Controllability and observability of impulsive control systems have been studied by a number of papers [4, 6, 12, 13, 15, 16]. Leela et al. [4] investigated the controllability of a class of time-invariant impulsive systems with the assumption that the impulses of impulsive control are regulated at discontinuous points. Lakshmikantham and Deo [12] improved Leela et al.’s [4] results. Then, George et al. [13] extended the results to the linear impulsive systems with time-varying coefficients and nonlinear perturbations. Benzaid and Sznaier [6] studied the null controllability of the linear impulsive systems with the control impulses only acting at the discontinuous points. Guan et al. [15] investigated the controllability and observability of linear time-varying impulsive systems. Sufficient and necessary conditions for controllability and observability are established and their applications to time-invariant impulsive control systems are also discussed. Xie and Wang [16] investigated controllability and observability of a simple class of impulsive systems. Necessary and sufficient conditions are obtained.
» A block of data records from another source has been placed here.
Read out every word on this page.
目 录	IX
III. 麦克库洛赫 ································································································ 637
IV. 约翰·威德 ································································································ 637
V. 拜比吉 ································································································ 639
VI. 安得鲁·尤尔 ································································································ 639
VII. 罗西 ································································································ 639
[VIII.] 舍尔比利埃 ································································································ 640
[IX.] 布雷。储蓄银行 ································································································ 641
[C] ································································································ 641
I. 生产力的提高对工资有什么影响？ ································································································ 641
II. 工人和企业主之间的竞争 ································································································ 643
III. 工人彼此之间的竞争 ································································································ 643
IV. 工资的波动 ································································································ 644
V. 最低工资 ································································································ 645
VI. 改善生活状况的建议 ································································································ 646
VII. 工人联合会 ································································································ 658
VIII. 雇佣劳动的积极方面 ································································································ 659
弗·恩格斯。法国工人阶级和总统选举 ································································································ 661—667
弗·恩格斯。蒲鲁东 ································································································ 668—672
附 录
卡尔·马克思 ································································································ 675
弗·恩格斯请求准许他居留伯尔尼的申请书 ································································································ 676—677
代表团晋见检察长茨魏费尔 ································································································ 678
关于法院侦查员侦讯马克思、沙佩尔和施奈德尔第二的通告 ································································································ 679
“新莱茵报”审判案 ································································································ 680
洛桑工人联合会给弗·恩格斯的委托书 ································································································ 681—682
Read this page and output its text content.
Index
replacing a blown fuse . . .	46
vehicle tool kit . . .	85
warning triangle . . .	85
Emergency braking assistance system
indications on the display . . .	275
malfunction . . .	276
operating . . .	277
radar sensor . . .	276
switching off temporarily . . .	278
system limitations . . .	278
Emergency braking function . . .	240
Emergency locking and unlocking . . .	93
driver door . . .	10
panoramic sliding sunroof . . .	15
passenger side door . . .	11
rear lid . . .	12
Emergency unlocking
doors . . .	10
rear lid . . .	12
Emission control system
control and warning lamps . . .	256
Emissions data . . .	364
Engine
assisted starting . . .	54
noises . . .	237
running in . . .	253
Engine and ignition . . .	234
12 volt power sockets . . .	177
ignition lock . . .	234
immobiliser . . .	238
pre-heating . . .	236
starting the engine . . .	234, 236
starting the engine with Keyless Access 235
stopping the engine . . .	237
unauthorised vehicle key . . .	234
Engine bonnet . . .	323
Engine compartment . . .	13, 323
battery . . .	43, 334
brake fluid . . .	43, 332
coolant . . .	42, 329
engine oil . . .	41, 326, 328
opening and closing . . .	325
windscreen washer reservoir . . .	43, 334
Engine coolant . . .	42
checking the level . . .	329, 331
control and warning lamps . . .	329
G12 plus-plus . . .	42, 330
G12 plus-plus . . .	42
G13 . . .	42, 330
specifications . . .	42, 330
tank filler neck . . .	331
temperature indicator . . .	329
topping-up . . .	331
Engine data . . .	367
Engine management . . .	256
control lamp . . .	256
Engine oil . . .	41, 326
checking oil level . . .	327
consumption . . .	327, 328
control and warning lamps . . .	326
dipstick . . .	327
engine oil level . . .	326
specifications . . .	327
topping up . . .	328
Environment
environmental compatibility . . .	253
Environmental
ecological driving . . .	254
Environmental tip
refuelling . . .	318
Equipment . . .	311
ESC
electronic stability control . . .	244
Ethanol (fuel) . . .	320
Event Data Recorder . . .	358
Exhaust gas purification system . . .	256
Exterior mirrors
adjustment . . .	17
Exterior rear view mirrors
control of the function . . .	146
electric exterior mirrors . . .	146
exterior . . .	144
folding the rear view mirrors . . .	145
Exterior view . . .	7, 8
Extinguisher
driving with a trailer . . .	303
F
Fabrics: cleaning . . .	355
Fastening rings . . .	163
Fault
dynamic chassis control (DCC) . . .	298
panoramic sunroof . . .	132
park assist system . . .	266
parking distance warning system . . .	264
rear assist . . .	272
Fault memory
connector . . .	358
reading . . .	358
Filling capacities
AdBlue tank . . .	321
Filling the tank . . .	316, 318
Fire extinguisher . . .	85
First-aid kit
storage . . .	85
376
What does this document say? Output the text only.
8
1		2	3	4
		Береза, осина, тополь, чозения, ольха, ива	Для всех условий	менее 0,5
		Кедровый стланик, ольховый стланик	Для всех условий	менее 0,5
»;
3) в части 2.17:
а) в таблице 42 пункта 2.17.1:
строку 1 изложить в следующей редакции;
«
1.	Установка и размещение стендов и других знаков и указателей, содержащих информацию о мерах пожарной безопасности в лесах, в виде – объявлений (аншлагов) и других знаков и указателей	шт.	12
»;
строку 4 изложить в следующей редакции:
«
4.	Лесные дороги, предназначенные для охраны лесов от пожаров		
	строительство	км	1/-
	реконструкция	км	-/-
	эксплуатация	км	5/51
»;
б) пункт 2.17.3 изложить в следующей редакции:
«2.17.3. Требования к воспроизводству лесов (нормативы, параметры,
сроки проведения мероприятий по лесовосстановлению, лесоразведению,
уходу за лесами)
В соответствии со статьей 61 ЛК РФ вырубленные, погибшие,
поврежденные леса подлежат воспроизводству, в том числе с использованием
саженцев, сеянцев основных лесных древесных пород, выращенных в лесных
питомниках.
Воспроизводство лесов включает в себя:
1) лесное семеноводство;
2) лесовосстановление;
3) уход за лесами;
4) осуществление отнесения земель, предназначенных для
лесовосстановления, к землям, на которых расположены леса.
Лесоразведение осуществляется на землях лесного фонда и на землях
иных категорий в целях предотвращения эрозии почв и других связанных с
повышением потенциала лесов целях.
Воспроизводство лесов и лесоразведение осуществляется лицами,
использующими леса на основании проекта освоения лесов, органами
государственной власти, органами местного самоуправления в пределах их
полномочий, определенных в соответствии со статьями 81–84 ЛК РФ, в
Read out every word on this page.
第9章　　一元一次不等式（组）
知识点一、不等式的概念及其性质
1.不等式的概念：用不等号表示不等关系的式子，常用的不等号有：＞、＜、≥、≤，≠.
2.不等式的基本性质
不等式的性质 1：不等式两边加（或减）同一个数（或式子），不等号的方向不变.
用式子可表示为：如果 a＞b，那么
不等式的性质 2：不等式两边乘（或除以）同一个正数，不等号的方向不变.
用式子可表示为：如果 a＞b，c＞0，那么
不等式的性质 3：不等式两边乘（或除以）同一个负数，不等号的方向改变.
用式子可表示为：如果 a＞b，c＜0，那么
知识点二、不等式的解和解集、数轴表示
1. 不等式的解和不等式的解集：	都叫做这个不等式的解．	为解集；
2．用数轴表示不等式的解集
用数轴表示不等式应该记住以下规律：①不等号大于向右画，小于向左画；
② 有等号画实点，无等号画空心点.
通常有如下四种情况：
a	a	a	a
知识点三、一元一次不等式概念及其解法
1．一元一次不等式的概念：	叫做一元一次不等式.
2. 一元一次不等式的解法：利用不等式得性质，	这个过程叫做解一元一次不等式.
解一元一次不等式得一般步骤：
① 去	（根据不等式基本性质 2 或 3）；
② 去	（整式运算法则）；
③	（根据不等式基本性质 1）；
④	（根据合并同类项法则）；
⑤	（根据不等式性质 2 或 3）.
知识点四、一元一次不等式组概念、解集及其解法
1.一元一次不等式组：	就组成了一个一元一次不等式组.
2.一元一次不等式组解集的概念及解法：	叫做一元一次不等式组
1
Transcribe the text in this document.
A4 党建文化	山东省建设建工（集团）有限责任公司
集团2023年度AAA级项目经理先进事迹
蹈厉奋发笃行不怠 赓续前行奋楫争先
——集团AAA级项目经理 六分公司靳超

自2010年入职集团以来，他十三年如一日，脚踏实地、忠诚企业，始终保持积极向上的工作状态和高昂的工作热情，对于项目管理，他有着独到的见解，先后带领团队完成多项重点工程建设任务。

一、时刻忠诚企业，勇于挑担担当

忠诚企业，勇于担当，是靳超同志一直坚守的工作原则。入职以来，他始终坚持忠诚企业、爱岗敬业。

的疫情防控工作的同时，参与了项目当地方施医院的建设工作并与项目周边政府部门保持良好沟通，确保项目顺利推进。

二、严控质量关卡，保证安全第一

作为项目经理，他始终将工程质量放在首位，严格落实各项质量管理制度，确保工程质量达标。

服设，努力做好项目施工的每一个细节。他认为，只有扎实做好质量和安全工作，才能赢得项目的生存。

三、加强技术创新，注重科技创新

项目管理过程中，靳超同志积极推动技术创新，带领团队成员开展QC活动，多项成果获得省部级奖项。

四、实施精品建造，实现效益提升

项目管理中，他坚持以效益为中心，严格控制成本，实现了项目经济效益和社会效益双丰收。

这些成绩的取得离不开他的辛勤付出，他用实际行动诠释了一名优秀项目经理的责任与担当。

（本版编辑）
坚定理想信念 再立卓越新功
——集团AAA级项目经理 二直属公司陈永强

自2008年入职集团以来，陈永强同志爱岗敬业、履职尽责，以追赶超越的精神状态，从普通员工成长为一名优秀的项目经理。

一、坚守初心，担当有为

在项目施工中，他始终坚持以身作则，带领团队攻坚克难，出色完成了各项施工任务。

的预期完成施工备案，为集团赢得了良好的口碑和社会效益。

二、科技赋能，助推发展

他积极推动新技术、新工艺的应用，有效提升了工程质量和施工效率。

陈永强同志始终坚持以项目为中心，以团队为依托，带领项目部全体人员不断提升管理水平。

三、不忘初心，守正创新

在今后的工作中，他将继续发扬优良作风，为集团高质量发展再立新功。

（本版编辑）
Controllability and observability are the two most fundamental concepts in modern control theory [17–19]. They have close connections to pole assignment, structural decomposition, quadratic optimal control and observer design, and so forth. In this paper, we aim to derive necessary and sufficient criteria for controllability and observability of linear piecewise constant impulsive control systems. We first investigate the reachability of such systems and a geometric type necessary and sufficient condition is established. Then, we investigate the controllability and an equivalent condition is established as well. Moreover, it is shown that the controllability is not equivalent to reachability for such systems in general case but is equivalent under some extra conditions. Next, we investigate the observability and determinability of such systems, and get similar results as the controllability and reachability case.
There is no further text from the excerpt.